White comments on a phenomenon that rocketlass and I got to see firsthand this afternoon when we finally ventured out: the plight of those in the path of the plow. Writes White:
Every new swipe of the plow hurls a gift of snow into the mouth of a driveway, so that, in effect, the plowmen, often working while we sleep snug in our beds, create a magnificent, smooth, broad highway to which no one can gain access with his automobile until he has passed a private miracle of snow removal. It is tantalizing to see a fine stretch of well-plowed public road just the other side of a six-foot barricade of private snow. My scheme for town plowing would be to have each big plow attended by a small plow, as a big fish is sometimes attended by a small fish. There would be a pause at each driveway while the little plow removes the snow that the big plow has deposited. But I am just a dreamer.
The grade-school philosopher in me sees a risk of infinite regression, of ever-smaller plows followed by ever-smaller plows ad infinitum, but I suppose that, come February, a driveway owner in rural Maine would likely be willing to take that chance.

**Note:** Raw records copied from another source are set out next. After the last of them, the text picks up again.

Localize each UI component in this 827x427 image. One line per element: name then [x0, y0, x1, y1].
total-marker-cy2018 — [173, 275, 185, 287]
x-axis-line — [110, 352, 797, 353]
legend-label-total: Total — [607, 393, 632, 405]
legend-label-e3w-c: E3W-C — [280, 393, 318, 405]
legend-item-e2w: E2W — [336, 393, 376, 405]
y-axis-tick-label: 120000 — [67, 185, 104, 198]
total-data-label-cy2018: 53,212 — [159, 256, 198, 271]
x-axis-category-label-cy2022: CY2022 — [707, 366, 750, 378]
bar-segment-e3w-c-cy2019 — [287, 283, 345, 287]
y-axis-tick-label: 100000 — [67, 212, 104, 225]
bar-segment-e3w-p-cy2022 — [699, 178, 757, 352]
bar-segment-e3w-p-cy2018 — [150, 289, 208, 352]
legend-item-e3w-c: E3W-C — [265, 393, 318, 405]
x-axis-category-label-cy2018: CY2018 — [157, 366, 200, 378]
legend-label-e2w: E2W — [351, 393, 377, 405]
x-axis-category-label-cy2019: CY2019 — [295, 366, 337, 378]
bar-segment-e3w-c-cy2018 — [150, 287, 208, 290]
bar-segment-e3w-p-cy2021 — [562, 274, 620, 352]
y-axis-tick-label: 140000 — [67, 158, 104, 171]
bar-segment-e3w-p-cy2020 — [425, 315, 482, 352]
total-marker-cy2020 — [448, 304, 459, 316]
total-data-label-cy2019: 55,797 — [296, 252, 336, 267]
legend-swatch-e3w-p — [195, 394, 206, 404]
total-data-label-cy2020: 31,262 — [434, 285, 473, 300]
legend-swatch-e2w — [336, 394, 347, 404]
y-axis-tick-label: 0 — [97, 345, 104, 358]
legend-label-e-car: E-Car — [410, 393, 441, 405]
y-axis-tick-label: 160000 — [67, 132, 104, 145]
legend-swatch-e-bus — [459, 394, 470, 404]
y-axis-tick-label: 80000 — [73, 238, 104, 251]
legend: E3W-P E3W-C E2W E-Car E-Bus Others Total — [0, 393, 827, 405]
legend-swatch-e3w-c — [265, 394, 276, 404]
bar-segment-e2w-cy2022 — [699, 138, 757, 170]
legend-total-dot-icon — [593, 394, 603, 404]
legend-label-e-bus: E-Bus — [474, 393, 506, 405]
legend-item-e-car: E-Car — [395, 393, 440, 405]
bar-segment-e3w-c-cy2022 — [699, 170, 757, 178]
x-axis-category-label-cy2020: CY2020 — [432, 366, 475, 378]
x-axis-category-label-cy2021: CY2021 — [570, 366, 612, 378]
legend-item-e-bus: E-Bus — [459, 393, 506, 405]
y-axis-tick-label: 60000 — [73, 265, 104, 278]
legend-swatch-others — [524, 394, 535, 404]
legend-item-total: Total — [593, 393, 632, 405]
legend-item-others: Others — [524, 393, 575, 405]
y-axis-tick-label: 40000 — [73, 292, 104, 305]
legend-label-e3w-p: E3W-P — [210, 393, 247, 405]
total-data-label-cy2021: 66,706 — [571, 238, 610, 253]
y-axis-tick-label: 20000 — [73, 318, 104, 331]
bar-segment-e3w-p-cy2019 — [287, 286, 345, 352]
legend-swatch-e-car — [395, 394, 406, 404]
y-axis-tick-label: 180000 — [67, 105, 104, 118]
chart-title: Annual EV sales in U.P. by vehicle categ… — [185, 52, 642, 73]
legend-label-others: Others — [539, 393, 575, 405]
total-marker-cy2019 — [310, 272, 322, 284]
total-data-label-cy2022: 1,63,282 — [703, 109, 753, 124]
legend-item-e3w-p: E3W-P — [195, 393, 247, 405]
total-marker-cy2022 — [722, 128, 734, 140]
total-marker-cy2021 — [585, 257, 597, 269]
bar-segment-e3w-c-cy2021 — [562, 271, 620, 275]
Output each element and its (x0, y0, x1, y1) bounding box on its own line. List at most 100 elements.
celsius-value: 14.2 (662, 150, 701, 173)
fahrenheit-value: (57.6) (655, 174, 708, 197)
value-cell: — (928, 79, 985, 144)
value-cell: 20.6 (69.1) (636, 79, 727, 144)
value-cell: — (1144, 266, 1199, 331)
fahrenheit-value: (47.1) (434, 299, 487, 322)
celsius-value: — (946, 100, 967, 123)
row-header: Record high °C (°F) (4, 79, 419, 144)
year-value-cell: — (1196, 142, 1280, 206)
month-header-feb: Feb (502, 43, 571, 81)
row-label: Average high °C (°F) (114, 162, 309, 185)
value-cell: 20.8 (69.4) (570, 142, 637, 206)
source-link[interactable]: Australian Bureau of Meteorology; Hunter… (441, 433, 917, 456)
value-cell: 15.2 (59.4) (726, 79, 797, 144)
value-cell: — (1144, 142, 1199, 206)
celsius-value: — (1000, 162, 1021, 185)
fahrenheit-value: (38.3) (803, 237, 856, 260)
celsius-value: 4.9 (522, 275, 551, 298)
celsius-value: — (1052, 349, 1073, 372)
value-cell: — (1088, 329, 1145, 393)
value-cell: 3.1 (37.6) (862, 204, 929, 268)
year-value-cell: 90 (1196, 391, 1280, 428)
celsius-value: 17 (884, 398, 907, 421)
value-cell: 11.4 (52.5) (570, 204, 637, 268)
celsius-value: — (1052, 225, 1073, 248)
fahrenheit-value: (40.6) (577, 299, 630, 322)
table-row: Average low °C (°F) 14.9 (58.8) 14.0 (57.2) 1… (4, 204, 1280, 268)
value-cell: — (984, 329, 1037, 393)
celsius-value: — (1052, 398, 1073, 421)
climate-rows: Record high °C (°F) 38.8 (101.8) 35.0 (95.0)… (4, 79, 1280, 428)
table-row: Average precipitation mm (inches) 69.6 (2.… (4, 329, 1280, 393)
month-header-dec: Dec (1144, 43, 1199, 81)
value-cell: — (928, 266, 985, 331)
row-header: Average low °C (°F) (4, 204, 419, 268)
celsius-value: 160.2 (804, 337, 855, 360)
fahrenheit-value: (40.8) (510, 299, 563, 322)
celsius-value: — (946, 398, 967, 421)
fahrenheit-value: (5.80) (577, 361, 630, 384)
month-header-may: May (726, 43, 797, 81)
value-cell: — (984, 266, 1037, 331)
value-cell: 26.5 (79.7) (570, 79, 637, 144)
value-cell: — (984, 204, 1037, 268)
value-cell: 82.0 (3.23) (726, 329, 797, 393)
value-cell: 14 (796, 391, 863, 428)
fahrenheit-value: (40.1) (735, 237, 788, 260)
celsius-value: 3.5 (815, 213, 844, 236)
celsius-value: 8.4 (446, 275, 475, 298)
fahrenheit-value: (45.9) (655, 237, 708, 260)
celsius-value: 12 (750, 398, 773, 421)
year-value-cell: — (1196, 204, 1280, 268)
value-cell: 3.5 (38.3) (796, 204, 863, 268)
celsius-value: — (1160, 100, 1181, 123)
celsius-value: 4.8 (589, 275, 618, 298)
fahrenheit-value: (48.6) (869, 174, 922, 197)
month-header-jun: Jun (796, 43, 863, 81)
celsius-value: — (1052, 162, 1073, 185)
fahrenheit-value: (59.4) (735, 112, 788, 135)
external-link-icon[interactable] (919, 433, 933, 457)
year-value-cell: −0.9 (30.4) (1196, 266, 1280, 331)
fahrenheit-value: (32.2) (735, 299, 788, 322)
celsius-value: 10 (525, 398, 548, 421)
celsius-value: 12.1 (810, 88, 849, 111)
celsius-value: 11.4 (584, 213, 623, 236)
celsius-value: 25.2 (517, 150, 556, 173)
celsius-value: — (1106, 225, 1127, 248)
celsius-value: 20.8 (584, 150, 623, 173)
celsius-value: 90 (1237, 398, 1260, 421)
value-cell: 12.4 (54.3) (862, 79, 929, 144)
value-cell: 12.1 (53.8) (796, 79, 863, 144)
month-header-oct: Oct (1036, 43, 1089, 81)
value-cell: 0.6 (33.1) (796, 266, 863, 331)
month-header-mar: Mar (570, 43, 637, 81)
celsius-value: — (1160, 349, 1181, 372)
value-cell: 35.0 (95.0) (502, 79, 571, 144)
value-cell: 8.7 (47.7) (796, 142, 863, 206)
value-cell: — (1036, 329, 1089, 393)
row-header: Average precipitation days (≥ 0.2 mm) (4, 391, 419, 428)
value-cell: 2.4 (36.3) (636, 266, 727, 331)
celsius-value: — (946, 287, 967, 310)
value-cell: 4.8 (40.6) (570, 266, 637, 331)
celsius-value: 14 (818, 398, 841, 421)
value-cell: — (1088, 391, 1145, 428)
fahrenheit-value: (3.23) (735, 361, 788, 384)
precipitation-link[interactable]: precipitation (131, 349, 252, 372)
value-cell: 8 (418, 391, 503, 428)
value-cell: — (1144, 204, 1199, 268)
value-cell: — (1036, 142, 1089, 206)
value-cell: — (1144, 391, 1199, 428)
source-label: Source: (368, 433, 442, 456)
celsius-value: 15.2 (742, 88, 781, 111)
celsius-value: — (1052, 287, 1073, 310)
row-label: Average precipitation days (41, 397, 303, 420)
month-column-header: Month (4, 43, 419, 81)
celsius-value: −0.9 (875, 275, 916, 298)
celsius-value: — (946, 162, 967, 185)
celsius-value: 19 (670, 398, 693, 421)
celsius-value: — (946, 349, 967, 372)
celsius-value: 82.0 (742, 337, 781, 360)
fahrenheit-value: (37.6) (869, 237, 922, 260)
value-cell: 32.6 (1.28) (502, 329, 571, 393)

White's essay reminds me of a some moments from Nicholson Baker's wonderfully contemplative little book A Box of Matches (2003), such as this passage, in which his similarities to White are fully on display:
[L]ast month we had that very unusual snowfall that ticked against the window all night. It was an unusual snow, almost like Styrofoam in its consistency in some of the deep places, and when you dug in it, the light that it let through was an interesting sapphire blue--perhaps different prevailing temperatures during snowflake-growth result in a different shape of crystal, which absorbs and allows passage to different wavelengths of light. That Saturday Henry and I dug a tunnel through the snowplow pile. The duck became interested in our project--companionably she climbed to the top, beaking around in it for bits of frozen mud. When both of her feet got cold at the same time she sat down in the snow for a while to warm them. Once or twice she levitated, flapping hard. She didn't much want to walk through the tunnel, and we didn't make her.
Baker also reminds me of Thoreau in that passage, his ever-attentive eye trained on minute details of the snow, as his mind ticks away in the background trying to understand their whys and wherefores.



Thoreau himself, not unexpectedly, is good on snow: his Journals offer entry after wintry entry filled with descriptions of and inquiries about snowfall. In honor of today's Chicago, where last night's thundersnow has drifted in places higher than a man's head, I'll choose the entry of January 13, 1852:
Would not snow-drifts be a good study,--their philosophy and poetry? Are they not worthy of a chapter? Are they always built up, or not rather carved out of the heaps of snow by the wind passing through the chinks in the walls? I do not see yet but that they are builded. They are a sort of ripple-marks which the atmospheric sea makes on the snow-covered bottom.
Snow has fallen, snow on snow, snow on snow, but from our cozy home here beneath the atmospheric sea the midwinter is far from bleak. Books and cats and tea, and snow as far as the eye can see--how can we complain?